Shamefully, the officials are also bragging about the beginning of the distribution and application of the Pfizer vaccine. However, there is no injection that can hide the high cost in lives that they caused with the impositions of “austerity”, cuts to healthcare, privatizations, and the uncoordinated, insufficient, unjust and authoritarian responses during the pandemic. The EU is an imperialist bloc at the service of the powerful and capitalism. Even if they paint it otherwise, it cannot be fixed.

British nightmare

Beyond the legitimate popular aspirations, Brexit ended up being dominated by an elitist perception of the UK in the global stage, under the idea of reviving the British empire. The tangible thing is that: workers suffer from job precariousness, prices rise, salaries are stagnated—in the public sector since 2008—and general strikes are illegal. The people are increasingly in worse conditions: two million people cannot feed by themselves. They depend on the good will of the people who donate food, and 33% of working-class children and immigrants go to bed without eating or being sufficiently fed. Anger is on the rise, as well as the need for the unions to lead the struggle.

With Covid-19 and the incidence of the infections with the new strains, we are seeing with more clarity the manifestation of social inequalities rooted in the British government: a poor person or an immigrant has four times the chance of getting infected and dying. The government has used the pandemic to distribute contracts to their friends, while the bourgeoise has used it to keep getting richer.

The aspirations of the powerful ones feed nationalism, racism, misogyny and the attack on immigrants. The project headed by Boris Johnson has similarities to that of Margaret Thatcher in the 80’s while, since the defeat of Jeremy Corbyn, the Labour Party is not an objector but a strong defender of the system. The bullying of Boris Johnson is not aimed at recovering the “popular sovereignty” as he tries to paint it, but to ensure the profits of the British bourgeoisie, and their economic and political interests.

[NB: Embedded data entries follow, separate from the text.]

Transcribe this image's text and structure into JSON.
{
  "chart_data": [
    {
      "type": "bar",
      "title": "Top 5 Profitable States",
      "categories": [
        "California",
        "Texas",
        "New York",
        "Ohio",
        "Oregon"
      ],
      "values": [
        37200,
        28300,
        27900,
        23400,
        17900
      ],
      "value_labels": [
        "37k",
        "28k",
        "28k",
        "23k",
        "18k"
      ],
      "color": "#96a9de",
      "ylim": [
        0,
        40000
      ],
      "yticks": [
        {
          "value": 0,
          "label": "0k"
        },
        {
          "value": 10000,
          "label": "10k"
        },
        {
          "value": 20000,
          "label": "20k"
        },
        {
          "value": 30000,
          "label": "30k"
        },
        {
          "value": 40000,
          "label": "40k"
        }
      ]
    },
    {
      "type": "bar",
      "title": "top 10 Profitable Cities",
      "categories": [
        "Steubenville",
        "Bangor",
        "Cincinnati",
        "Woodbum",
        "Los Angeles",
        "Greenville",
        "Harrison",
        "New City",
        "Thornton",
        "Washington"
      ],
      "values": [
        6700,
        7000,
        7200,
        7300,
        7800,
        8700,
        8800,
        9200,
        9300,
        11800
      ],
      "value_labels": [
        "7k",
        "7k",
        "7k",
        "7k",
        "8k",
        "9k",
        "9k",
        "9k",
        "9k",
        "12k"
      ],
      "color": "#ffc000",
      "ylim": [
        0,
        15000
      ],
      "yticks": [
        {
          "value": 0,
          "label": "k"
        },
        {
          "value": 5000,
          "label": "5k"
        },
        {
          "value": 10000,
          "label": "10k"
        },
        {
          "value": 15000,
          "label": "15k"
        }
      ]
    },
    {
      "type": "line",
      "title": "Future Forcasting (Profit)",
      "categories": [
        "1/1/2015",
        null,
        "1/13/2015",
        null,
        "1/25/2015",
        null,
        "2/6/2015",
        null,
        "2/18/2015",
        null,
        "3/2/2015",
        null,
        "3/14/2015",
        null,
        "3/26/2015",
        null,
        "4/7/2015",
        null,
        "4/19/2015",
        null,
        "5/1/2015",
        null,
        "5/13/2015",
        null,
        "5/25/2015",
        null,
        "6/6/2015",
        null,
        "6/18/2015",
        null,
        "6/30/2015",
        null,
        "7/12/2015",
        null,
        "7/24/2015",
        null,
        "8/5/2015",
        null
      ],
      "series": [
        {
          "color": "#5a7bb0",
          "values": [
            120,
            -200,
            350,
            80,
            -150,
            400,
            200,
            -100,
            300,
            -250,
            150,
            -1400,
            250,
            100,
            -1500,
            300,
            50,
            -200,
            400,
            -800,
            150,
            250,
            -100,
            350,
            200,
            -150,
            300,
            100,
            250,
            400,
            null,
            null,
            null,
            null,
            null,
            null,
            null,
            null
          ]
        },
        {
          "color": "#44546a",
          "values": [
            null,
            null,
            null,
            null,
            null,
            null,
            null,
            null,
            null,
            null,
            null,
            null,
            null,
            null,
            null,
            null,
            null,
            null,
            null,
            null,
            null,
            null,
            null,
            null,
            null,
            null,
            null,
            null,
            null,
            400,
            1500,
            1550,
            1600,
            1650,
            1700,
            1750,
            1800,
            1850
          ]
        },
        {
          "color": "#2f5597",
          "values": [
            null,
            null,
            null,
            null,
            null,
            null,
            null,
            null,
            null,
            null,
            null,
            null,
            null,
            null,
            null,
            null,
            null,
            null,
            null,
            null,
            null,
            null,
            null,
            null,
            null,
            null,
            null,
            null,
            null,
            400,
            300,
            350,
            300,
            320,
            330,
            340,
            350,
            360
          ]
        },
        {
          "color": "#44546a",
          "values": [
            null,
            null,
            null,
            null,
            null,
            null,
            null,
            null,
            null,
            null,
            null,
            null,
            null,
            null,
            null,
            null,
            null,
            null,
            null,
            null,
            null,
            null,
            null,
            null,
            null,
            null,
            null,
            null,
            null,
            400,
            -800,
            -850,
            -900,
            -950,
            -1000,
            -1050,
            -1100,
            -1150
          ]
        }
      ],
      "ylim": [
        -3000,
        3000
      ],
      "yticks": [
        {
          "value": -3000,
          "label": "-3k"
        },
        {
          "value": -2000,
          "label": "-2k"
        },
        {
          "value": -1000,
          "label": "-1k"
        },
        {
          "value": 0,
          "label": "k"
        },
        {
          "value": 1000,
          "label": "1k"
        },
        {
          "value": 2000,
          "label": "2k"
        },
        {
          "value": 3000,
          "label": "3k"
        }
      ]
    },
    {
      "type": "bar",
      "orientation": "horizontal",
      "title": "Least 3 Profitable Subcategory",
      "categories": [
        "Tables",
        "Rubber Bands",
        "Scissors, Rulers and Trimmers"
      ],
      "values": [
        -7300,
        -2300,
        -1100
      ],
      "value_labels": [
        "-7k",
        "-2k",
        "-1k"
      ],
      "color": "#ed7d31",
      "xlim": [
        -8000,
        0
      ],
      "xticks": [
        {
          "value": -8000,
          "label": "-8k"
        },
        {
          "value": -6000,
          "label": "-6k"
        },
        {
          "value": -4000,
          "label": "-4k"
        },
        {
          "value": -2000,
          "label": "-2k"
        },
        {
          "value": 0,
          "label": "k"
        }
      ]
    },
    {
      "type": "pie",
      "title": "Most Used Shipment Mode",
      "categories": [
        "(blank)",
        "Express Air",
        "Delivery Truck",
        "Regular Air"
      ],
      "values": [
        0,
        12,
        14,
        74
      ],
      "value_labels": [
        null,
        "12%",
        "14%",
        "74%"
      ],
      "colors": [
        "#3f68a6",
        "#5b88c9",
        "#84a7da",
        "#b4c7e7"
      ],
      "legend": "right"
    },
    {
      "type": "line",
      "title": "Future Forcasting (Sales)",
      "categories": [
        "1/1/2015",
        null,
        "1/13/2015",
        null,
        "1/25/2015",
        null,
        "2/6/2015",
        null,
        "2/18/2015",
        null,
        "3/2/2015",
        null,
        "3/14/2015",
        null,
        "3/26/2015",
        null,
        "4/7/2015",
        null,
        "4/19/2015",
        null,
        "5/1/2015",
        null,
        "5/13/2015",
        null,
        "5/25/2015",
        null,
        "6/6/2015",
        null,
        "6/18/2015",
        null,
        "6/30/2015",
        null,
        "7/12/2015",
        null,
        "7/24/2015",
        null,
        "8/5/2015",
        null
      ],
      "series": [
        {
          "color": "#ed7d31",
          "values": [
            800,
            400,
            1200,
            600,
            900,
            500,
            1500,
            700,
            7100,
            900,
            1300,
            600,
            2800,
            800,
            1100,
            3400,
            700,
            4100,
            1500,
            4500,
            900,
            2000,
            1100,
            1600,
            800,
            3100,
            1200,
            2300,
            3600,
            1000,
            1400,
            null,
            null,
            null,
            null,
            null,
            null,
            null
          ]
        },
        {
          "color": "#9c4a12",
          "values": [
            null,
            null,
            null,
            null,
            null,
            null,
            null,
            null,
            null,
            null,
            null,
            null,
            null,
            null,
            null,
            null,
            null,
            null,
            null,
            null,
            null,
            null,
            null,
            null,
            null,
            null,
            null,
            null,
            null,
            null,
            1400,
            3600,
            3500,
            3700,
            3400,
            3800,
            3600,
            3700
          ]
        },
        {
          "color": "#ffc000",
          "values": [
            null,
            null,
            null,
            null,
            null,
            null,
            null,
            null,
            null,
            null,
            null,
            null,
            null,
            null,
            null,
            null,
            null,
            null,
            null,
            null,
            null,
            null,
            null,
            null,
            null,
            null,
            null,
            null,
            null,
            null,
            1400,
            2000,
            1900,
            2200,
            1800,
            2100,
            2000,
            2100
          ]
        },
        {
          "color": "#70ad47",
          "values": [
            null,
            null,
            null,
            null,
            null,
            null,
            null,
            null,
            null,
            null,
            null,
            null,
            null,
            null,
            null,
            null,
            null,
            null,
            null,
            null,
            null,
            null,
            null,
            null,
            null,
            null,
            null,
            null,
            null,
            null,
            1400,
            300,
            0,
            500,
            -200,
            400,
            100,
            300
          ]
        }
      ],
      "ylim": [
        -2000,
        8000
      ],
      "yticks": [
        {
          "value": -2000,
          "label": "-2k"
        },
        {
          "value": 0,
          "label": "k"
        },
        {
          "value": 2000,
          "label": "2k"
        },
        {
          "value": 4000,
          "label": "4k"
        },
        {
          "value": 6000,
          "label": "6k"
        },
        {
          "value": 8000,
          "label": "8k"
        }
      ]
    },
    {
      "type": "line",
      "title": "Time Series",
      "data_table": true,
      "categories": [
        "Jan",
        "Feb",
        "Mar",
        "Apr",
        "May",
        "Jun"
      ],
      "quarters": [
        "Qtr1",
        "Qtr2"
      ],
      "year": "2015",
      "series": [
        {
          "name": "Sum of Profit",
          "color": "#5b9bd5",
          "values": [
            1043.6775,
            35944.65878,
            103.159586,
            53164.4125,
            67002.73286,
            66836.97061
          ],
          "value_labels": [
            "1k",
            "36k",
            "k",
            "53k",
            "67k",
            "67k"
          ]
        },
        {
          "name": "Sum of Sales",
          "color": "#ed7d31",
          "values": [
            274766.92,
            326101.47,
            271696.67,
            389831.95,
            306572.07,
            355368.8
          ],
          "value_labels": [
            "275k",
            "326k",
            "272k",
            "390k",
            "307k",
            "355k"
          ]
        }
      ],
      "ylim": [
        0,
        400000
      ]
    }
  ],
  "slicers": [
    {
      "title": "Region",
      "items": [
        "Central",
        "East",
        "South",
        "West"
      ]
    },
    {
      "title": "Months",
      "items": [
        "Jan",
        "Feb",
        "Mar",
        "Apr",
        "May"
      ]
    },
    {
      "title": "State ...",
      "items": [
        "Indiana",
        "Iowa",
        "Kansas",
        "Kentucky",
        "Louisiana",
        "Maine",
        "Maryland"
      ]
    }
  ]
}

The experience of the Brexit leaves one conclusion: to be successful, the rupture with the imperialist bloc of the EU must be led by the working class and the popular sectors, with an agenda of struggle to meet the social, democratic and political needs and not the interests of the rich and powerful.

Take a new road

Officials are putting the final touches to the “post-Brexit” and the “new normal”, but the road they are heading is clear. Both in the European Union and the United Kingdom, the governments will make sure the workers and the people are the ones who consequences of the health, economic and social crisis. The aid of Brussels will reach the member states generating more debt, sustaining or deepening reactionary labor reforms, attacking pensions and the public services to benefit the companies of the IBEX35. In the face of the situation that presents the continuity of the capitalist crisis, we cannot place our hopes in the actions of the bourgeoisie.

We must trust the struggle of the working class and the people that rebel throughout the world. In France, the mobilizations of the “yellow vests”, the general strikes and the confrontations against the government and the regime, project and image of a continent that accumulates contradictions, social inequality and where the struggle responses grow.

In Europe, the differences between the Social Democrat, right and far-right parties become blurry when it comes to sustain capitalism, which is a system that exploits, oppresses and destroys men and nature. It is necessary to set ourselves apart from the reformists cultists of the “lesser evil”, the “Europeanists” and the “Eurosceptics” to raise a third option, a leftist one, with class independence, consistent with the mobilization and the development of revolutionary organizations, with the strategy of a government of the workers in socialism with workers democracy. To sum up, socialism is the only system that can eliminate the exploitation of the men by men, the oppression and the destruction of nature and human propriety.